Il frutto della sofferenza
Io sono la vite vera e il Padre mio è l’agricoltore (Gv 15,1)
In quel tempo, Gesù disse ai suoi discepoli: «Io sono la vite vera e il Padre mio è l’agricoltore. Ogni tralcio che in me non porta frutto, lo taglia, e ogni tralcio che porta frutto, lo pota perché porti più frutto. Voi siete già puri, a causa della parola che vi ho annunciato. Rimanete in me e io in voi. Come il tralcio non può portare frutto da se stesso se non rimane nella vite, così neanche voi se non rimanete in me. Io sono la vite, voi i tralci. Chi rimane in me, e io in lui, porta molto frutto, perché senza di me non potete far nulla. Chi non rimane in me viene gettato via come il tralcio e secca; poi lo raccolgono, lo gettano nel fuoco e lo bruciano. Se rimanete in me e le mie parole rimangono in voi, chiedete quello che volete e vi sarà fatto. In questo è glorificato il Padre mio: che portiate molto frutto e diventiate miei discepoli». (Gv 15,1-8)

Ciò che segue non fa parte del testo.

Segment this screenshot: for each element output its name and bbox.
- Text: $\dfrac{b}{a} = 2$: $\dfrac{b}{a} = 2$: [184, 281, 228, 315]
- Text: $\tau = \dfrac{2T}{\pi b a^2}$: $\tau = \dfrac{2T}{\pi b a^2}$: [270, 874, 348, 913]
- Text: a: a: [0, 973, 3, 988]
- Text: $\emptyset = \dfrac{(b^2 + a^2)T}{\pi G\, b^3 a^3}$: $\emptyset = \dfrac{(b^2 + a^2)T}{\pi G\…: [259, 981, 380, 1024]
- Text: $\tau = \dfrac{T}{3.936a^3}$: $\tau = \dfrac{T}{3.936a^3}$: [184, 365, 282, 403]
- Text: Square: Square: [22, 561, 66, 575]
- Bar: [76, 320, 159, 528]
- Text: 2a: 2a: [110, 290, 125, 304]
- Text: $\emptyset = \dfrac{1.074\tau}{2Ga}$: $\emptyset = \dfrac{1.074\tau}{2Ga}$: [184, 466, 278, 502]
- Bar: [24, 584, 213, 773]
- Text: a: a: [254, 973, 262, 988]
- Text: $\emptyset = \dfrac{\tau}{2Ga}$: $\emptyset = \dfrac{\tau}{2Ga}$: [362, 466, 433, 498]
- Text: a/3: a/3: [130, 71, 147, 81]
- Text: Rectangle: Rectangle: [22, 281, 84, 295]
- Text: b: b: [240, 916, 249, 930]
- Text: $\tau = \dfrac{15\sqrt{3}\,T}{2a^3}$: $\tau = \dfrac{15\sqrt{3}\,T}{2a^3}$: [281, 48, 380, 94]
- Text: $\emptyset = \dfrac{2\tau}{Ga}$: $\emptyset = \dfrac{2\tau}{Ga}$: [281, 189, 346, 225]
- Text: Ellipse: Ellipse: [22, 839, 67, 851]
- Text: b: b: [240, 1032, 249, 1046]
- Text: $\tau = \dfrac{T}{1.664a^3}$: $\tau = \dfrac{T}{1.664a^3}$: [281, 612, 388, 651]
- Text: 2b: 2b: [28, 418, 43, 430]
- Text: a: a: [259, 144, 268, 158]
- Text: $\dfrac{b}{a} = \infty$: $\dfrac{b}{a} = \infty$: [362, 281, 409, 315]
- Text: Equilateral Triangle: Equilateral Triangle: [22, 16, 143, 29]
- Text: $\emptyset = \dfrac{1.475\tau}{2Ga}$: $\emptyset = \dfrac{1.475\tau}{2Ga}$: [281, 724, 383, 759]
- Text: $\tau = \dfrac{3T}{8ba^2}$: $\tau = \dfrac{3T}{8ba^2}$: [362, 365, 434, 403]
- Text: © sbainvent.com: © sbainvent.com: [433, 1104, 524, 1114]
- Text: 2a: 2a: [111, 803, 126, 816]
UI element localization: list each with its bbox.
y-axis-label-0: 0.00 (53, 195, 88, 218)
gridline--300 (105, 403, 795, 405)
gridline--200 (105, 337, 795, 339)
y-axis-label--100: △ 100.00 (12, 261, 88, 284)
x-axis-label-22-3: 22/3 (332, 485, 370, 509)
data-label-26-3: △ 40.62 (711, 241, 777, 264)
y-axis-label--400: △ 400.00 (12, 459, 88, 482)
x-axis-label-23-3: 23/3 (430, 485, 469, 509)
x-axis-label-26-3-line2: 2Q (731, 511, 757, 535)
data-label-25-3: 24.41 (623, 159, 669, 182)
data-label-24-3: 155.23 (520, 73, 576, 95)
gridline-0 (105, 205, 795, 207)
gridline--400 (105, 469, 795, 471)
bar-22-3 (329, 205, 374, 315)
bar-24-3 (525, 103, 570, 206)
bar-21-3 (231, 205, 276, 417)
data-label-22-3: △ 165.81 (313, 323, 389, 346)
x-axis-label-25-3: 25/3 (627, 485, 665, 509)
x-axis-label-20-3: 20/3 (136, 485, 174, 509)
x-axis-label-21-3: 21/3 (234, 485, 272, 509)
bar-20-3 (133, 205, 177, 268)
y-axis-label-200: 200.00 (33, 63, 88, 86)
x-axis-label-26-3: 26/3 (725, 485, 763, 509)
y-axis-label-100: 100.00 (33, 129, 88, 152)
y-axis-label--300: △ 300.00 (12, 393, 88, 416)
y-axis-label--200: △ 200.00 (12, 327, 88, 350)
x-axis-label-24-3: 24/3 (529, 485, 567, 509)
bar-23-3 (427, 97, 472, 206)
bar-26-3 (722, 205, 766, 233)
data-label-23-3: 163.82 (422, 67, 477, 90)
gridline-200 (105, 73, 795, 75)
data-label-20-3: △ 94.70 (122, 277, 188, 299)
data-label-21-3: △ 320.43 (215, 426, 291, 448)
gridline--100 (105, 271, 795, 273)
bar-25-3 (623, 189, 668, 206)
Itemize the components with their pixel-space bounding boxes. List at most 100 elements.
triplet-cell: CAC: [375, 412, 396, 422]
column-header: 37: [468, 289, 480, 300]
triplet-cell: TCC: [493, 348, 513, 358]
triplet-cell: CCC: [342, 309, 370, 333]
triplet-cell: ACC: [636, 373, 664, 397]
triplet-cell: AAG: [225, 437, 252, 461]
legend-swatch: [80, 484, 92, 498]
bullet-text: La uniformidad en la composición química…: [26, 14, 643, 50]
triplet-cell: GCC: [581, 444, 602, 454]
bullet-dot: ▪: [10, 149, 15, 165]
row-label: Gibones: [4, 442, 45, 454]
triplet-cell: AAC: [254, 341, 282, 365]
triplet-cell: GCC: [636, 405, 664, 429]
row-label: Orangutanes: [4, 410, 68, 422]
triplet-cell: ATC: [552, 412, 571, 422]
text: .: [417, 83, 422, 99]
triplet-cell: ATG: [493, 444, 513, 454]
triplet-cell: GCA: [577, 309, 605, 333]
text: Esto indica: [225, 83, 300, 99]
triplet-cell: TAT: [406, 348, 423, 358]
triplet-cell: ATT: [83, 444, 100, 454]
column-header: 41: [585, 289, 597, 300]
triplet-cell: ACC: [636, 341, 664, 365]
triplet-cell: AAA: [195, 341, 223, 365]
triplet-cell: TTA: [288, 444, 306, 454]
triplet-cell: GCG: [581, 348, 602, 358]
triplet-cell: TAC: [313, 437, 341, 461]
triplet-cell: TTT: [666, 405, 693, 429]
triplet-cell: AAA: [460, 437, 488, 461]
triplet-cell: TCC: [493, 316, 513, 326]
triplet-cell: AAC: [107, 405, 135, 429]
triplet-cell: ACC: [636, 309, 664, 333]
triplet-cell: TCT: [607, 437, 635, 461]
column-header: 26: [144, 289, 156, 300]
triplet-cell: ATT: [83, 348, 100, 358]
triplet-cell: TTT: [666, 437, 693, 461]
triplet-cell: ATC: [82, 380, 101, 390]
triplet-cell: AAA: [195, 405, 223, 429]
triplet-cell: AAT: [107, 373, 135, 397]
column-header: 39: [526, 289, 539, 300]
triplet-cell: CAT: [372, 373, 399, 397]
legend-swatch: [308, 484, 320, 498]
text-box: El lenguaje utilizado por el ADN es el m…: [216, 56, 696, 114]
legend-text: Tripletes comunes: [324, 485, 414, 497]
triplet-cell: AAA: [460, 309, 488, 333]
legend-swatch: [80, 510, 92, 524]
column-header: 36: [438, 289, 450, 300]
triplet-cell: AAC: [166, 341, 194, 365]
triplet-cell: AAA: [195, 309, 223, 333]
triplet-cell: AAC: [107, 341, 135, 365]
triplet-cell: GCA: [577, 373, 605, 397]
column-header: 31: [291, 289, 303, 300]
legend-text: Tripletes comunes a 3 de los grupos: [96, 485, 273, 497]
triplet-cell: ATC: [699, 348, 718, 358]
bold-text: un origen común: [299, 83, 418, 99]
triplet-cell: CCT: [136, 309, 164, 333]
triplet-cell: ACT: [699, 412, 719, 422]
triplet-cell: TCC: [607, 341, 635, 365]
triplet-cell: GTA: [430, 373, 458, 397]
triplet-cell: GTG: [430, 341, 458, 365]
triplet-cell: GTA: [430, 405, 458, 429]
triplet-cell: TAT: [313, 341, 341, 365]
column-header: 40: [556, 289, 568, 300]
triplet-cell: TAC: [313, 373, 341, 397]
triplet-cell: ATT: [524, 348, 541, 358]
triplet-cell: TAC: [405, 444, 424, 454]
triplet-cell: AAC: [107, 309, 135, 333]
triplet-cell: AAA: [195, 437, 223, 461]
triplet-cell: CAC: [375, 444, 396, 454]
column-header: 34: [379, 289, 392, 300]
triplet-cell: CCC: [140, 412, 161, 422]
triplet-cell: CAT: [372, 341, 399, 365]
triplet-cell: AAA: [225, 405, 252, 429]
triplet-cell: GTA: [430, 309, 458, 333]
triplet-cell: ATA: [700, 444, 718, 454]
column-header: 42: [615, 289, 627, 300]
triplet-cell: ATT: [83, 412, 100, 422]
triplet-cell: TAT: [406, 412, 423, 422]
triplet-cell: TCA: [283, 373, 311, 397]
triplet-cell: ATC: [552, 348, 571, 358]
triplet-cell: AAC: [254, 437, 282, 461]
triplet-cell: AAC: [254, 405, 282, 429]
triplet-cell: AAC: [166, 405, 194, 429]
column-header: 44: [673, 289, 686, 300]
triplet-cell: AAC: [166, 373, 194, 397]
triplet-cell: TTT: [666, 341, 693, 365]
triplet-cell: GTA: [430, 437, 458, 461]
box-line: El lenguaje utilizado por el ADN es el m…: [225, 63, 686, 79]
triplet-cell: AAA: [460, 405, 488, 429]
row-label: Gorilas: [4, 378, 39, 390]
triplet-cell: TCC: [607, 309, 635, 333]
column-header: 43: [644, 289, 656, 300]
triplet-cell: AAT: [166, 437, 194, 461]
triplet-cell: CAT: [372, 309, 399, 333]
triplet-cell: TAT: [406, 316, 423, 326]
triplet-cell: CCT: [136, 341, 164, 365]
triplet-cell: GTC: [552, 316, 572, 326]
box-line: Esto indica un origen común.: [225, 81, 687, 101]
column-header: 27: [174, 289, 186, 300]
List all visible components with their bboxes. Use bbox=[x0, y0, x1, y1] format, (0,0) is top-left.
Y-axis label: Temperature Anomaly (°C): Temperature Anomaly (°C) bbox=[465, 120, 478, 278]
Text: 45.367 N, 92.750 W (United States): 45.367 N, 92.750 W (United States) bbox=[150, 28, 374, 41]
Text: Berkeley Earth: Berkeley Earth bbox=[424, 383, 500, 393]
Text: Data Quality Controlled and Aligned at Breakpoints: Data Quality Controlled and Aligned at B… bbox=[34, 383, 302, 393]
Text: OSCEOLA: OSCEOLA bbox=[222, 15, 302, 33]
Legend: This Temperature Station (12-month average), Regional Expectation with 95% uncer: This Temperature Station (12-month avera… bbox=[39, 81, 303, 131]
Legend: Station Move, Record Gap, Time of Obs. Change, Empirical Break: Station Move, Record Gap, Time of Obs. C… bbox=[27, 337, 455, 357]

I discepoli che desiderano restare fedeli a Gesù, a volte, sembrano essere più provati dalle difficoltà della vita. Ma in verità, la sofferenza tocca ogni esistenza, in un modo o nell’altro. Ciò che cambia è il modo in cui viene vissuta. Spesso ciò che ci fa paura non è affatto un male, ma una tappa necessaria per crescere. Come una pianta potata soffre al momento, ma poi produce frutti più abbondanti, così anche le nostre ferite possono diventare sorgenti di vita nuova. Lo stesso vale per la nascita: inizia con il dolore della madre e il pianto del neonato, ma si trasforma presto in una profonda gioia fatta di sguardi, riconoscimento e amore reciproco. Questo legame madre-figlio diventa immagine viva della relazione tra Dio e ciascuno di noi. Se restiamo uniti a Lui con la fiducia di un bambino tra le braccia della madre, non abbiamo nulla da temere. Ti senti davvero legato a Dio come un figlio alla madre, oppure cerchi di camminare da solo?